Key Takeaways (Chapters 9–10)
- Expressivity vs. Efficiency
- Cybenko’s Universal Approximation Theorem says a single-hidden-layer network with sigmoids is theoretically universal, but it says nothing about how many neurons you need or how long training takes. Existence ≠ practicality.
- Functions as High-Dimensional Objects
- Thinking of functions as vectors in large or infinite-dimensional spaces makes neural networks feel a lot like basis expansions: sigmoids (or other activations) are building blocks, and the network finds coefficients to approximate a target function.

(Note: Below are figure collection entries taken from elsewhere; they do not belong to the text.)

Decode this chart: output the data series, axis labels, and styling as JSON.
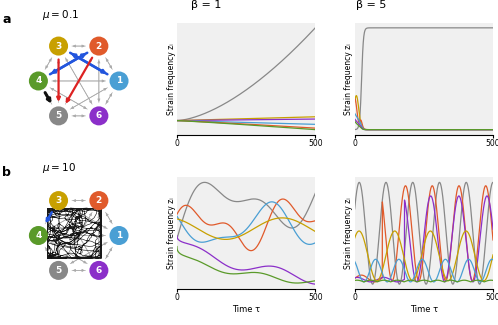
{
  "beta1_label": "β = 1",
  "beta5_label": "β = 5",
  "xlabel": "Time τ",
  "ylabel": "Strain frequency zᵢ",
  "node_colors_a": [
    "#4a9fd4",
    "#e05a2b",
    "#c8a000",
    "#5a9a2a",
    "#888888",
    "#8b2fc9"
  ],
  "node_colors_b": [
    "#4a9fd4",
    "#e05a2b",
    "#c8a000",
    "#5a9a2a",
    "#888888",
    "#8b2fc9"
  ],
  "node_labels": [
    "1",
    "2",
    "3",
    "4",
    "5",
    "6"
  ],
  "bg_color": "#f0f0f0"
}
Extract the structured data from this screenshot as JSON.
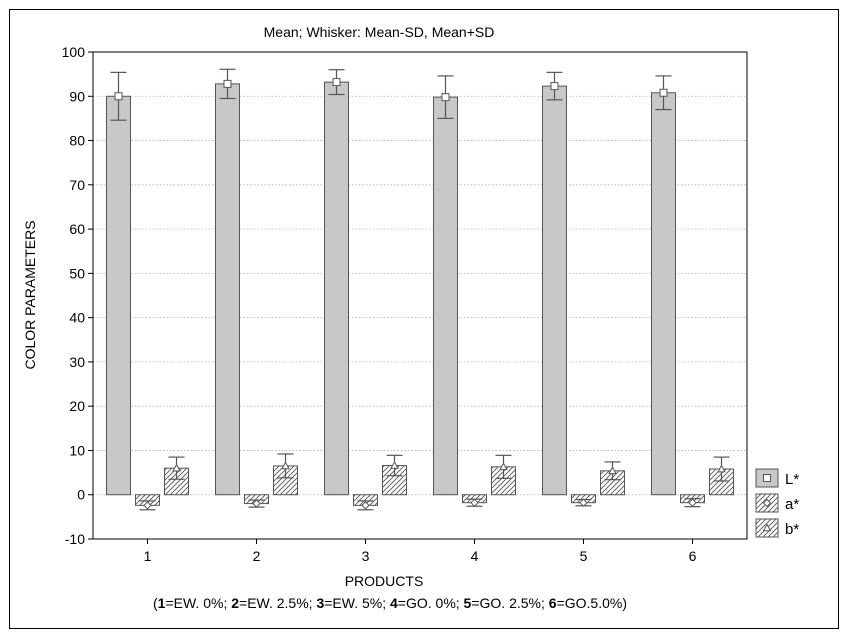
{
  "chart_data": {
    "type": "bar",
    "title": "Mean;  Whisker: Mean-SD, Mean+SD",
    "xlabel": "PRODUCTS",
    "ylabel": "COLOR  PARAMETERS",
    "footnote": [
      {
        "key": "1",
        "text": "=EW. 0%;  "
      },
      {
        "key": "2",
        "text": "=EW. 2.5%; "
      },
      {
        "key": "3",
        "text": "=EW. 5%;  "
      },
      {
        "key": "4",
        "text": "=GO. 0%;  "
      },
      {
        "key": "5",
        "text": "=GO. 2.5%;  "
      },
      {
        "key": "6",
        "text": "=GO.5.0%)"
      }
    ],
    "footnote_open": "(",
    "categories": [
      "1",
      "2",
      "3",
      "4",
      "5",
      "6"
    ],
    "ylim": [
      -10,
      100
    ],
    "yticks": [
      -10,
      0,
      10,
      20,
      30,
      40,
      50,
      60,
      70,
      80,
      90,
      100
    ],
    "grid": true,
    "legend_position": "right",
    "series": [
      {
        "name": "L*",
        "marker": "square",
        "fill": "#c8c8c8",
        "values": [
          90.0,
          92.8,
          93.2,
          89.8,
          92.3,
          90.8
        ],
        "sd": [
          5.4,
          3.3,
          2.8,
          4.8,
          3.1,
          3.8
        ]
      },
      {
        "name": "a*",
        "marker": "diamond",
        "fill": "hatch",
        "values": [
          -2.4,
          -2.0,
          -2.4,
          -1.8,
          -1.8,
          -1.8
        ],
        "sd": [
          1.0,
          0.8,
          1.0,
          0.8,
          0.7,
          0.9
        ]
      },
      {
        "name": "b*",
        "marker": "triangle",
        "fill": "hatch",
        "values": [
          6.0,
          6.5,
          6.6,
          6.3,
          5.4,
          5.8
        ],
        "sd": [
          2.5,
          2.7,
          2.3,
          2.6,
          2.0,
          2.7
        ]
      }
    ]
  }
}
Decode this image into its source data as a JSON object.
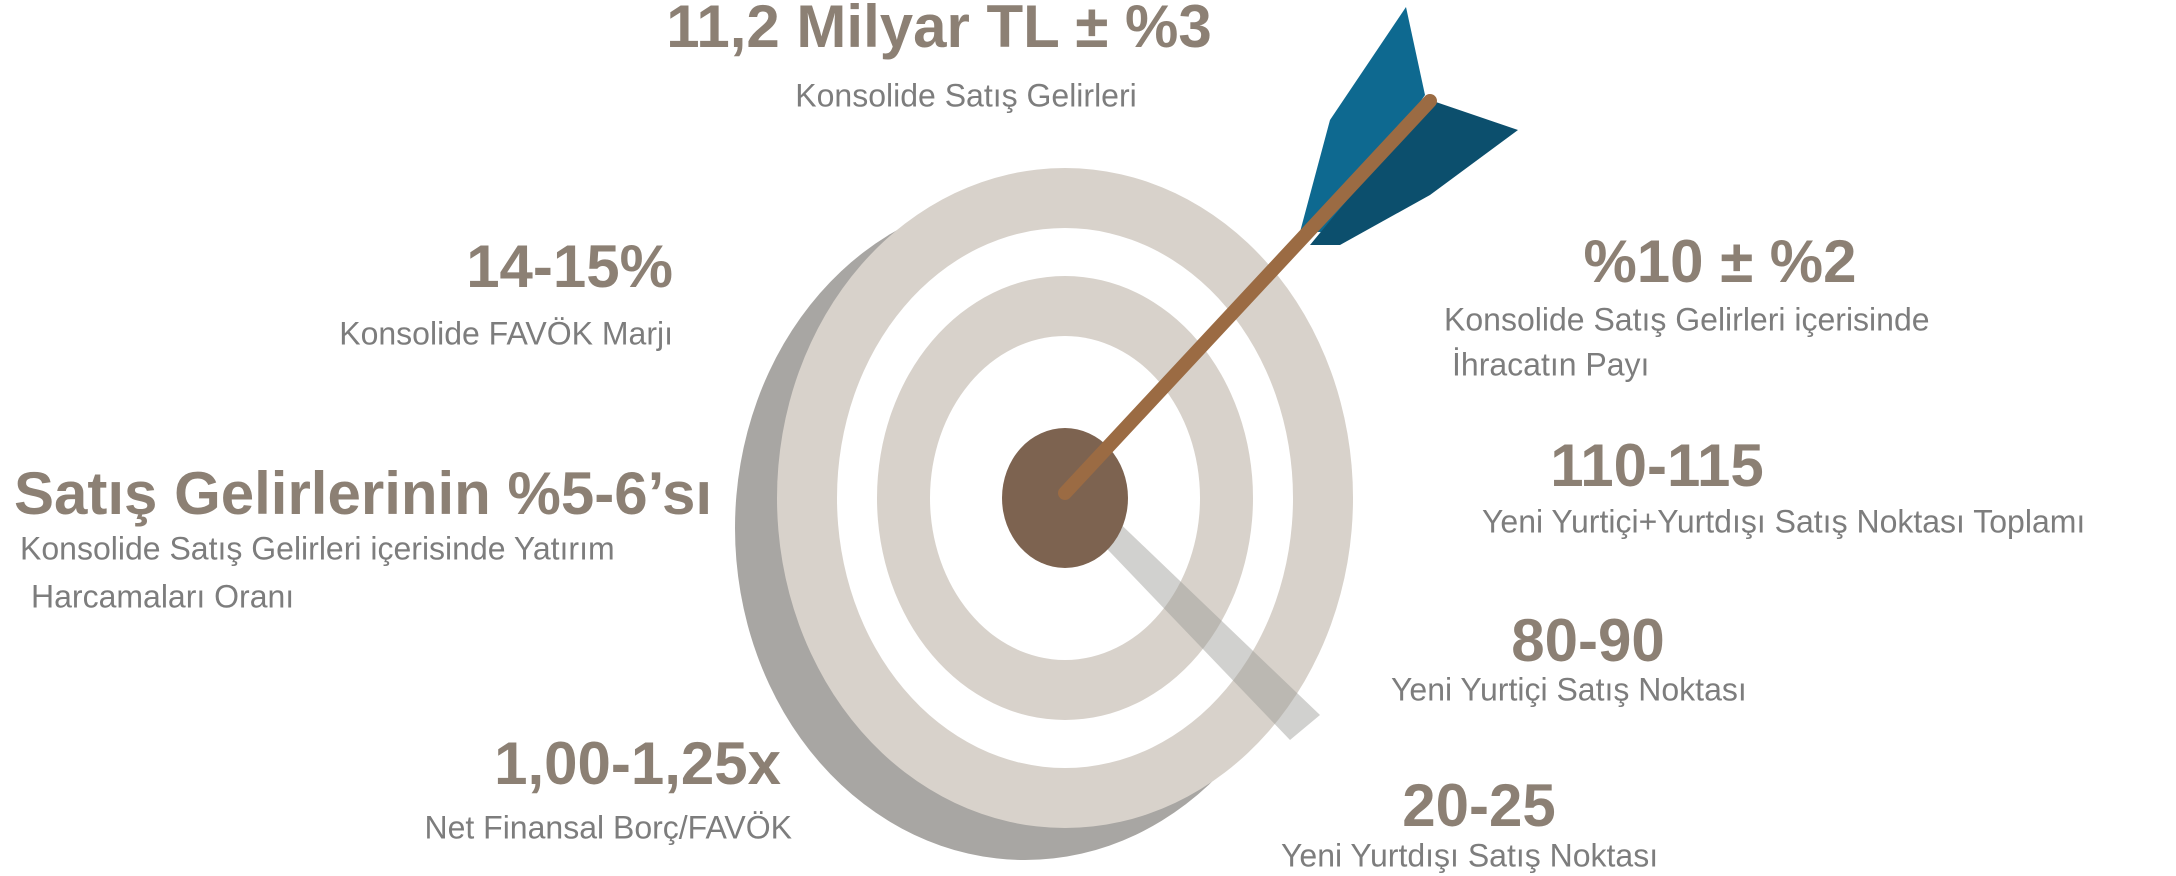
{
  "metrics": [
    {
      "value": "11,2 Milyar TL ± %3",
      "label": [
        "Konsolide Satış Gelirleri"
      ]
    },
    {
      "value": "14-15%",
      "label": [
        "Konsolide FAVÖK Marjı"
      ]
    },
    {
      "value": "Satış Gelirlerinin %5-6’sı",
      "label": [
        "Konsolide Satış Gelirleri içerisinde Yatırım",
        "Harcamaları Oranı"
      ]
    },
    {
      "value": "1,00-1,25x",
      "label": [
        "Net Finansal Borç/FAVÖK"
      ]
    },
    {
      "value": "%10 ± %2",
      "label": [
        "Konsolide Satış Gelirleri içerisinde",
        "İhracatın Payı"
      ]
    },
    {
      "value": "110-115",
      "label": [
        "Yeni Yurtiçi+Yurtdışı Satış Noktası Toplamı"
      ]
    },
    {
      "value": "80-90",
      "label": [
        "Yeni Yurtiçi Satış Noktası"
      ]
    },
    {
      "value": "20-25",
      "label": [
        "Yeni Yurtdışı Satış Noktası"
      ]
    }
  ]
}
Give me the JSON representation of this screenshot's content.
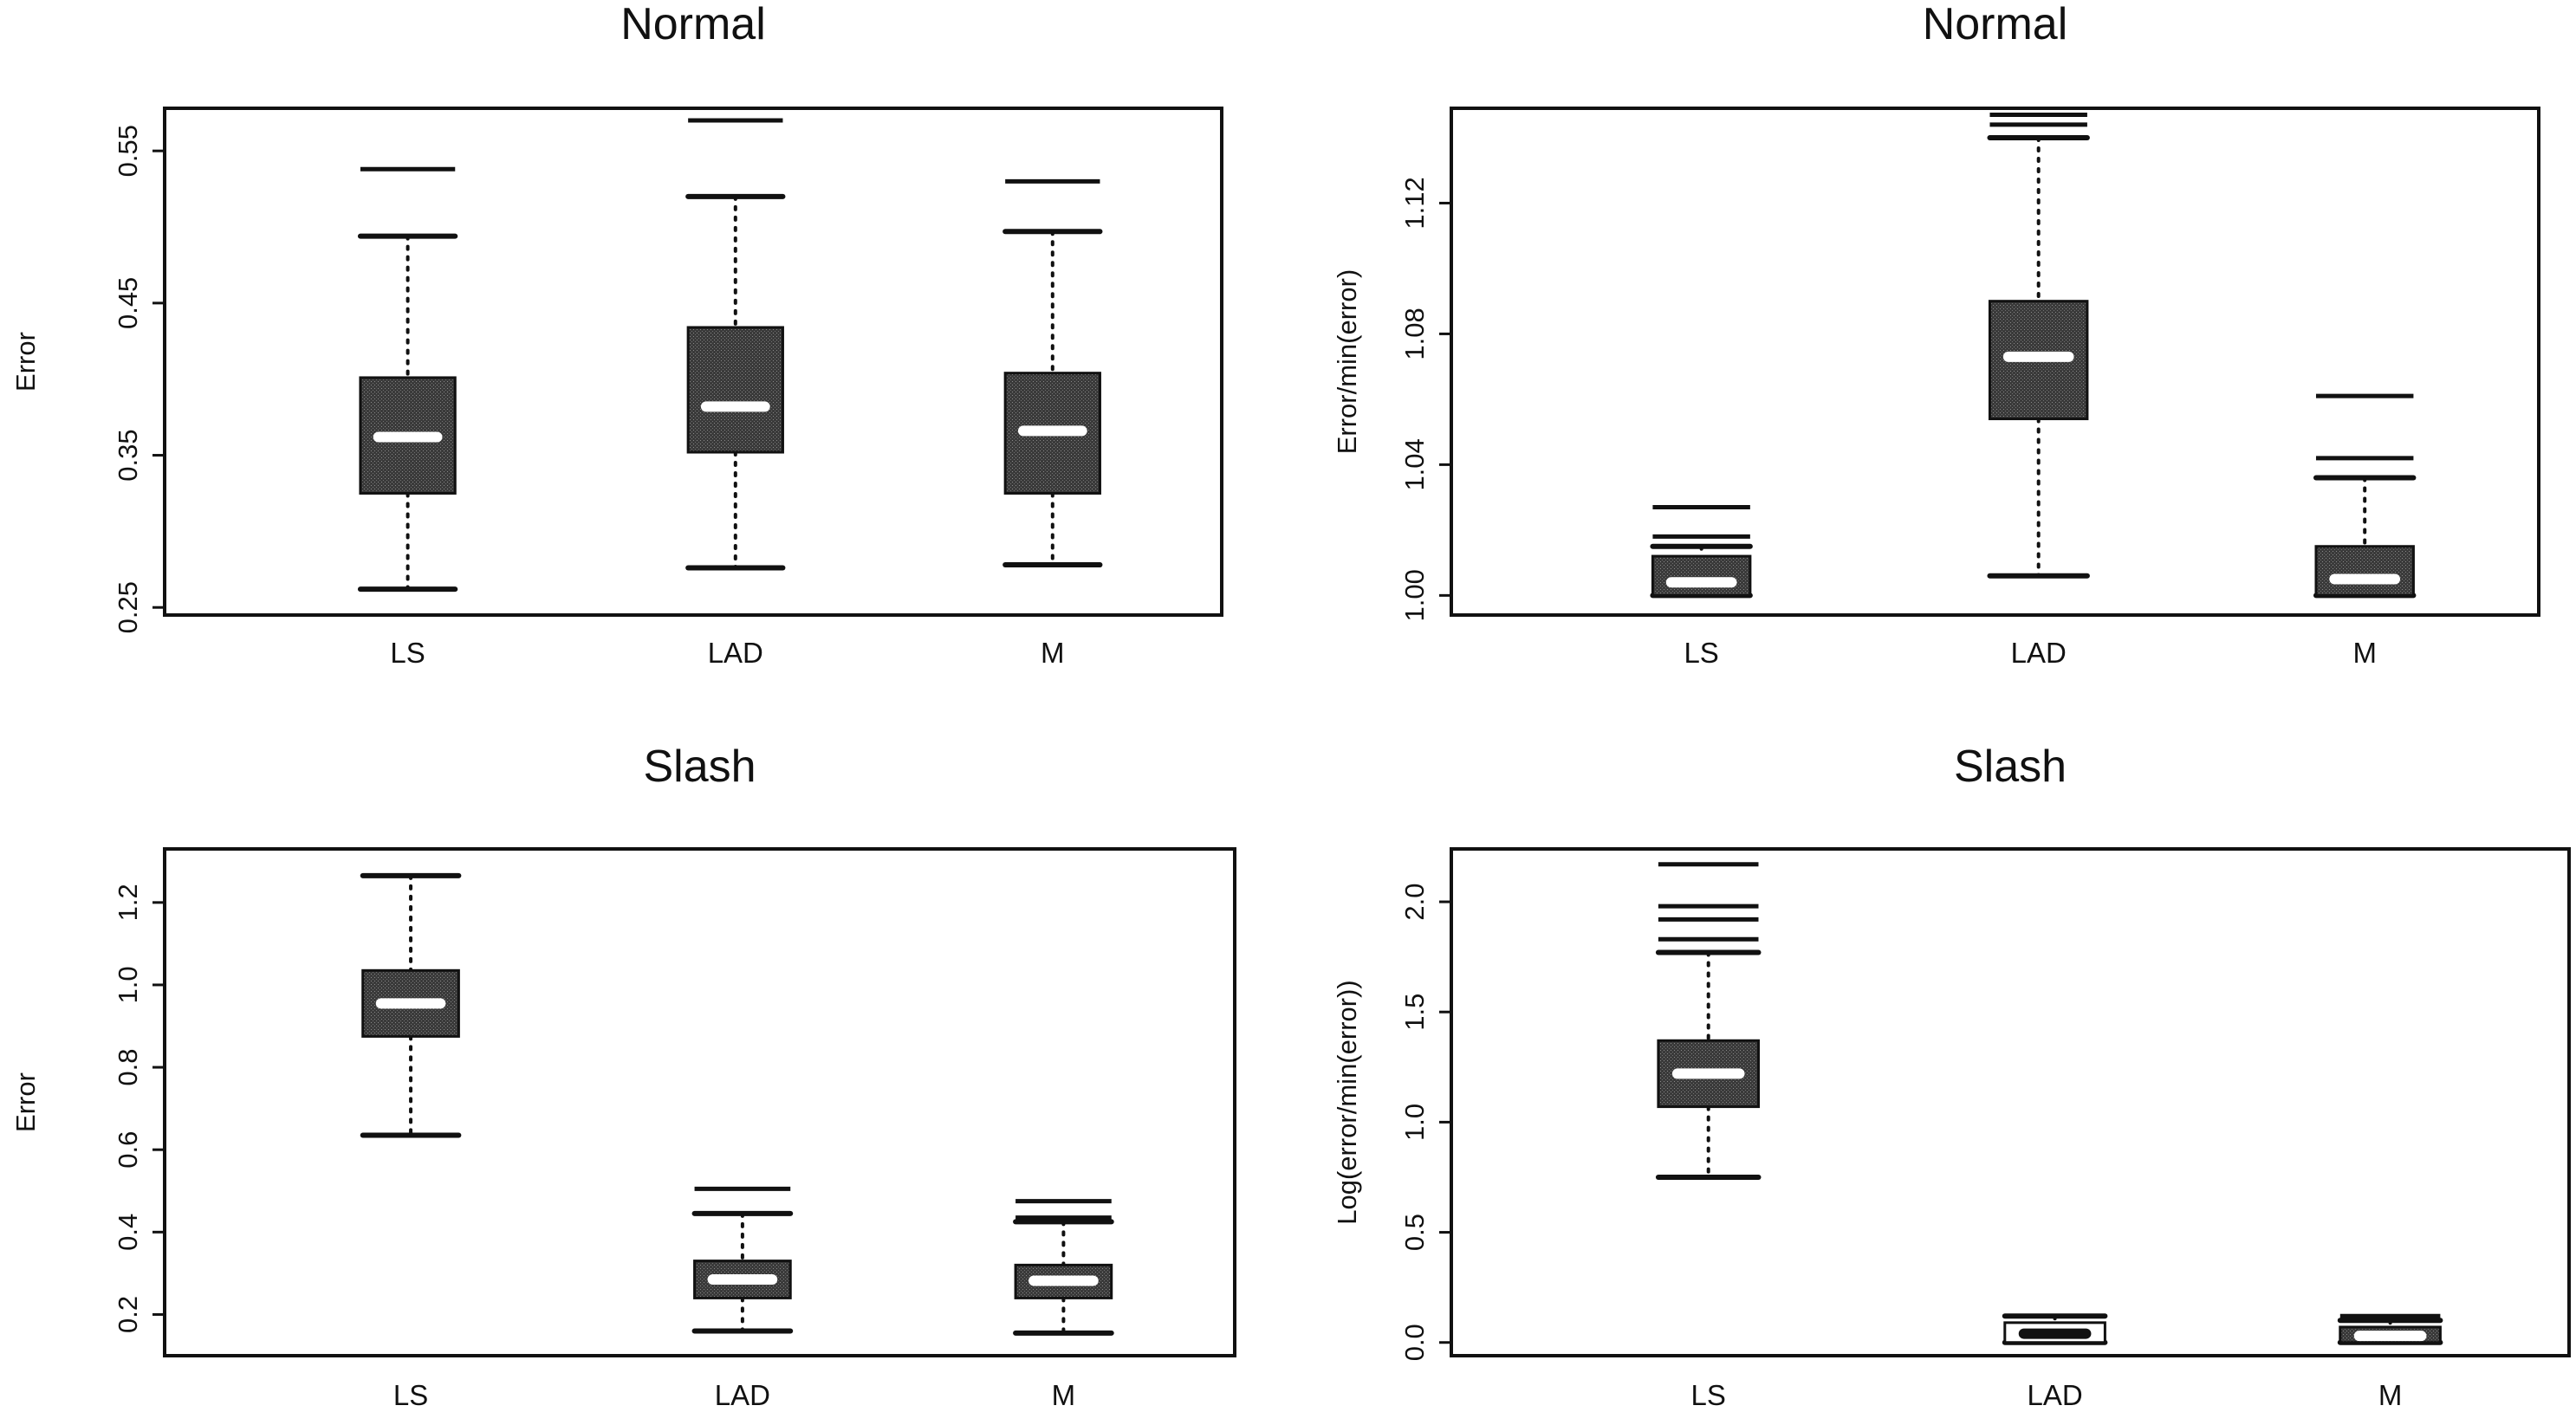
{
  "chart_data": [
    {
      "type": "box",
      "title": "Normal",
      "xlabel": "",
      "ylabel": "Error",
      "categories": [
        "LS",
        "LAD",
        "M"
      ],
      "ylim": [
        0.245,
        0.578
      ],
      "yticks": [
        0.25,
        0.35,
        0.45,
        0.55
      ],
      "ytick_labels": [
        "0.25",
        "0.35",
        "0.45",
        "0.55"
      ],
      "boxes": [
        {
          "category": "LS",
          "lower_whisker": 0.262,
          "q1": 0.325,
          "median": 0.362,
          "q3": 0.401,
          "upper_whisker": 0.494,
          "outliers": [
            0.538
          ]
        },
        {
          "category": "LAD",
          "lower_whisker": 0.276,
          "q1": 0.352,
          "median": 0.382,
          "q3": 0.434,
          "upper_whisker": 0.52,
          "outliers": [
            0.57
          ]
        },
        {
          "category": "M",
          "lower_whisker": 0.278,
          "q1": 0.325,
          "median": 0.366,
          "q3": 0.404,
          "upper_whisker": 0.497,
          "outliers": [
            0.53
          ]
        }
      ],
      "grid": false,
      "legend": "none"
    },
    {
      "type": "box",
      "title": "Normal",
      "xlabel": "",
      "ylabel": "Error/min(error)",
      "categories": [
        "LS",
        "LAD",
        "M"
      ],
      "ylim": [
        0.994,
        1.149
      ],
      "yticks": [
        1.0,
        1.04,
        1.08,
        1.12
      ],
      "ytick_labels": [
        "1.00",
        "1.04",
        "1.08",
        "1.12"
      ],
      "boxes": [
        {
          "category": "LS",
          "lower_whisker": 1.0,
          "q1": 1.0,
          "median": 1.004,
          "q3": 1.012,
          "upper_whisker": 1.015,
          "outliers": [
            1.018,
            1.027
          ]
        },
        {
          "category": "LAD",
          "lower_whisker": 1.006,
          "q1": 1.054,
          "median": 1.073,
          "q3": 1.09,
          "upper_whisker": 1.14,
          "outliers": [
            1.144,
            1.147
          ]
        },
        {
          "category": "M",
          "lower_whisker": 1.0,
          "q1": 1.0,
          "median": 1.005,
          "q3": 1.015,
          "upper_whisker": 1.036,
          "outliers": [
            1.042,
            1.061
          ]
        }
      ],
      "grid": false,
      "legend": "none"
    },
    {
      "type": "box",
      "title": "Slash",
      "xlabel": "",
      "ylabel": "Error",
      "categories": [
        "LS",
        "LAD",
        "M"
      ],
      "ylim": [
        0.1,
        1.33
      ],
      "yticks": [
        0.2,
        0.4,
        0.6,
        0.8,
        1.0,
        1.2
      ],
      "ytick_labels": [
        "0.2",
        "0.4",
        "0.6",
        "0.8",
        "1.0",
        "1.2"
      ],
      "boxes": [
        {
          "category": "LS",
          "lower_whisker": 0.635,
          "q1": 0.875,
          "median": 0.955,
          "q3": 1.035,
          "upper_whisker": 1.265,
          "outliers": []
        },
        {
          "category": "LAD",
          "lower_whisker": 0.16,
          "q1": 0.24,
          "median": 0.285,
          "q3": 0.33,
          "upper_whisker": 0.445,
          "outliers": [
            0.505
          ]
        },
        {
          "category": "M",
          "lower_whisker": 0.155,
          "q1": 0.24,
          "median": 0.282,
          "q3": 0.32,
          "upper_whisker": 0.425,
          "outliers": [
            0.435,
            0.475
          ]
        }
      ],
      "grid": false,
      "legend": "none"
    },
    {
      "type": "box",
      "title": "Slash",
      "xlabel": "",
      "ylabel": "Log(error/min(error))",
      "categories": [
        "LS",
        "LAD",
        "M"
      ],
      "ylim": [
        -0.06,
        2.24
      ],
      "yticks": [
        0.0,
        0.5,
        1.0,
        1.5,
        2.0
      ],
      "ytick_labels": [
        "0.0",
        "0.5",
        "1.0",
        "1.5",
        "2.0"
      ],
      "boxes": [
        {
          "category": "LS",
          "lower_whisker": 0.75,
          "q1": 1.07,
          "median": 1.22,
          "q3": 1.37,
          "upper_whisker": 1.77,
          "outliers": [
            1.83,
            1.92,
            1.98,
            2.17
          ]
        },
        {
          "category": "LAD",
          "lower_whisker": 0.0,
          "q1": 0.0,
          "median": 0.04,
          "q3": 0.09,
          "upper_whisker": 0.12,
          "outliers": []
        },
        {
          "category": "M",
          "lower_whisker": 0.0,
          "q1": 0.0,
          "median": 0.03,
          "q3": 0.07,
          "upper_whisker": 0.1,
          "outliers": [
            0.12
          ]
        }
      ],
      "grid": false,
      "legend": "none"
    }
  ]
}
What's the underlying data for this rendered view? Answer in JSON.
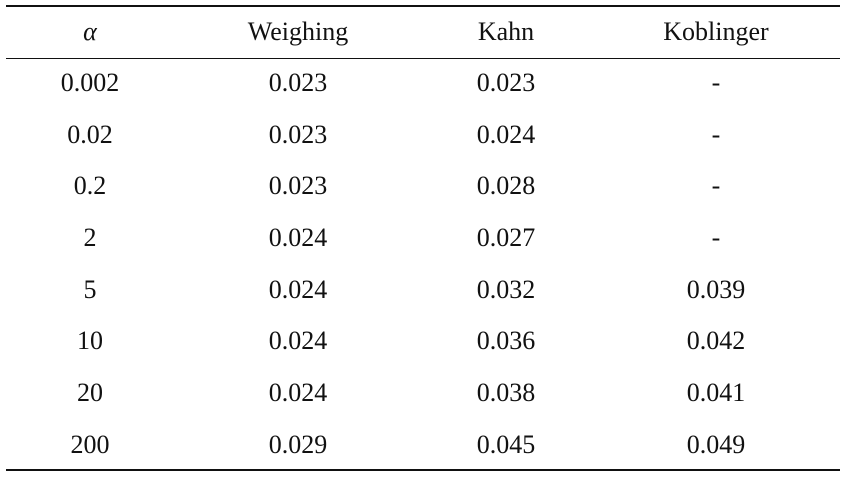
{
  "table": {
    "headers": [
      "α",
      "Weighing",
      "Kahn",
      "Koblinger"
    ],
    "rows": [
      [
        "0.002",
        "0.023",
        "0.023",
        "-"
      ],
      [
        "0.02",
        "0.023",
        "0.024",
        "-"
      ],
      [
        "0.2",
        "0.023",
        "0.028",
        "-"
      ],
      [
        "2",
        "0.024",
        "0.027",
        "-"
      ],
      [
        "5",
        "0.024",
        "0.032",
        "0.039"
      ],
      [
        "10",
        "0.024",
        "0.036",
        "0.042"
      ],
      [
        "20",
        "0.024",
        "0.038",
        "0.041"
      ],
      [
        "200",
        "0.029",
        "0.045",
        "0.049"
      ]
    ]
  }
}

- Depth Is About Structure, Not Just Power
- Even if a huge shallow network can approximate any function, deep architectures encode useful compositional structure (features built on top of features), often with far fewer parameters. The math of approximation doesn’t automatically tell you the best architecture.
- Backprop Is Just the Chain Rule at Scale
- Conceptually, backprop is not mystical—it’s just a systematic way to apply the multivariable chain rule through a computation graph. If you’re comfortable with calculus, you’re already most of the way there.
- Training Is as Important as Theory
- Universal approximation is nice, but useless without an algorithm to actually find good parameters. Backprop is the bridge between “this network can represent the function” and “this network actually learns the function from data.”
- History Is Messy and Nonlinear (Just Like the Models)
- Neural networks didn’t die because of one book or one theorem. Progress depended on a mix of theoretical insights, empirical results, hardware advances, and cultural trends in the research community.
- For Math-Oriented Readers
- These chapters are a reminder that core deep learning ideas rest on very familiar math: linear algebra, analysis of function spaces, and gradient-based optimization. The fancy stuff sits on top of tools you probably already know from undergrad math.